We review Future Guns, an iPhone app that offers a cross breed of shooter gaming and a gun simulation

Here we have another of those awesome apps that refuses to fit into the game or application pigeonholes. Future Guns marks a wide territory for itself, dipping toes in the reference, entertainment, gaming and simulation ponds all at once, all while managing to avoid wearing schizophrenia on its sleeve.

It does have a serious and disturbing gun fetish, worthy of a redneck trailer park, but that’s an entirely different neurosis altogether.

So what is Future Guns? Well, that’s actually a bit difficult to describe, but there’s one thing that’s very easy to say about this app. If you’re really into guns – if you’re the kind of person that reads magazines on the subject, has models and replicas, and can name all those moving parts – you’ll really enjoy Future Guns. Just buy it. It was made for your brand of obsessive compulsive disorder.

That’s not to say it isn’t also fascinating to the hobbyist shooter, or even the trigger-happy novice. An armoury of existing, new and future guns (not just a clever name) is available for you to choose from, and then take out onto four difference types of shooting range to test them out.

The third-person range is perhaps the most fascinating, which gives you a side-on view of the firearm you’ve selected. But this isn’t just a high-res picture, or an automatic animation. The guns feature moving, operational parts that can be operated as you inspect the machine. You can pull the trigger, with full muzzle climb and recoil as the gun fires; you can reload the ammo; pull back the slider; eject the bullets; switch between firing modes and basically fiddle with the mechanism as much as you desire.

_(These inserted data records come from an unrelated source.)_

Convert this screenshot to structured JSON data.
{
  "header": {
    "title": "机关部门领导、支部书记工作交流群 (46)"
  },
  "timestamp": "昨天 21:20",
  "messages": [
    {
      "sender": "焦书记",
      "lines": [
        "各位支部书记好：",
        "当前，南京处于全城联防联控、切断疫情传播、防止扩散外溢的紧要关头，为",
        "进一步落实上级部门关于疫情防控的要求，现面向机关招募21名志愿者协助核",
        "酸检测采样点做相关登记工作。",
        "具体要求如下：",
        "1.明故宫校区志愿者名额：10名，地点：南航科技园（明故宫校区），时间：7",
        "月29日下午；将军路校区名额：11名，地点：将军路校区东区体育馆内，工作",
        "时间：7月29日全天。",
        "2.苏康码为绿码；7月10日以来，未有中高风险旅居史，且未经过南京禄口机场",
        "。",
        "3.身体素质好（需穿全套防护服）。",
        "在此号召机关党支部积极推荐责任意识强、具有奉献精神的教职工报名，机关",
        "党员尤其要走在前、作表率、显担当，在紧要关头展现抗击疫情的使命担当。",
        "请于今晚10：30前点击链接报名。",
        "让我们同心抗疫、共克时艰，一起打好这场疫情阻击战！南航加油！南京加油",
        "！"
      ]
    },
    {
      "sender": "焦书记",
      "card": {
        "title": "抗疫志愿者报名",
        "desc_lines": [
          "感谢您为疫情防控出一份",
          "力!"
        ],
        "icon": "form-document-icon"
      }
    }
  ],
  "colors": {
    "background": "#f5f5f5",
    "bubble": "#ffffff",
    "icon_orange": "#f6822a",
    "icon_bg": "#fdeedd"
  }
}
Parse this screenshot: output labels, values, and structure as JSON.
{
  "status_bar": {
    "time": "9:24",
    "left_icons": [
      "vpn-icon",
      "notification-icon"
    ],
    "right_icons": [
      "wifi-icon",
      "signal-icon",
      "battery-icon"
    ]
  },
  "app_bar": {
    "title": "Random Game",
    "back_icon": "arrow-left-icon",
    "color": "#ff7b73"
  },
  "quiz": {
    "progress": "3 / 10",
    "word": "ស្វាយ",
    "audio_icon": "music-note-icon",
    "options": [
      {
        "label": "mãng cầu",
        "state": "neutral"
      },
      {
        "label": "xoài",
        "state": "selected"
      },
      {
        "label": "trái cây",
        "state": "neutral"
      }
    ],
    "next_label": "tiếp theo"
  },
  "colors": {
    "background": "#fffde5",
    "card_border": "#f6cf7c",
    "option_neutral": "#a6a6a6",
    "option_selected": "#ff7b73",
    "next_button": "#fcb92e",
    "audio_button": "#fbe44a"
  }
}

The three other ranges land more in the gaming realm, rather than the simulation seen in the third-person range. Now the gun is in your hand and aiming forward, with accelerometer-controlled crosshairs and a point-scoring objective. The ranges get more and more difficult as you progress, and the game ends when you run out of ammo.

Then the app returns to the reference / simulation realm, with detailed information and statistics on the available weaponry, which should provide invigorating reading for the well-armed anorak.

It’s probably a stretch to recommend buying Future Guns based on its gaming parts, but we have to admit that gaming is a little less than half of the app’s real intention. If you’ve any kind of gun fascination – whether it’s shooting them, the engineering behind them, or the skills involved in using them -- Future Guns delivers where other shooters never bother to go.